As such their whole approach to the tax of savings assumes that this is simply an issue of when to recognise income during a persons lifetime and so tax them.

Oh dear. Yet another false assumption. Our society does of course include many people who make savings with the view to undertaking future consumption — most especially through the saving of pensions. But this is a relatively small part of the overall savings market. The vast majority of people never undertake enough saving to accumulate any serious wealth. But serious wealth exists. And it is inherited, accumulated and largely unearned. This fact they utterly ignore.
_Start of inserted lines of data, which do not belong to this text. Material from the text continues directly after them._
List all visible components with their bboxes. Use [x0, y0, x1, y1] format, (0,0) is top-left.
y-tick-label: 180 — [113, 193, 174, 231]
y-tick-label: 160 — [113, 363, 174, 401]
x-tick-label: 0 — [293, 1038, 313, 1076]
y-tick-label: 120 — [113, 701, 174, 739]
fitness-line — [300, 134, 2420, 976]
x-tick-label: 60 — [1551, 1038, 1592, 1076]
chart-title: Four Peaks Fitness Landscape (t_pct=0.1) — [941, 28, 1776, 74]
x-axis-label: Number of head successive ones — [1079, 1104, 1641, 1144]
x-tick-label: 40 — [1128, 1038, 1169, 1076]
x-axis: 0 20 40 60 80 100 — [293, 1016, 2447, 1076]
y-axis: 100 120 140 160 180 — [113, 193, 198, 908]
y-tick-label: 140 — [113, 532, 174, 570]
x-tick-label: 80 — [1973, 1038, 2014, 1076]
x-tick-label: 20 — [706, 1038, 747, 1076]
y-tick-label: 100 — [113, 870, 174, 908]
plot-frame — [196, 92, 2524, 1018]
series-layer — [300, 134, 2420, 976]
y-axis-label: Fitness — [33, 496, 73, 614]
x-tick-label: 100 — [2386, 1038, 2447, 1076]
But they do all they can to benefit those who own that wealth. They would like a system where all sums saved be exempt from tax. And that all sums withdrawn from savings be taxed. Because of the sheer absurdity of identifying what is and is not savings in this case they instead use this logic to argue that interest earned be wholly exempt from tax (a measure that in itself is, of course, designed, I presume deliberately, to increase the gap between the rich and the poor in this country by introducing a fundamentally regressive differential in the tax base).

Of course this looks fine in their model where there is no opening capital. But when there is opening capital — and massive amount of it — then the reliefs they suggest investment means that the capital of those who start the process with capital accumulates substantially faster than the capital of the person who has to save out of income alone. The differential can never be made up so divisions in society will increase. And I presume that is their intention. Because surely they did not fail to notice this?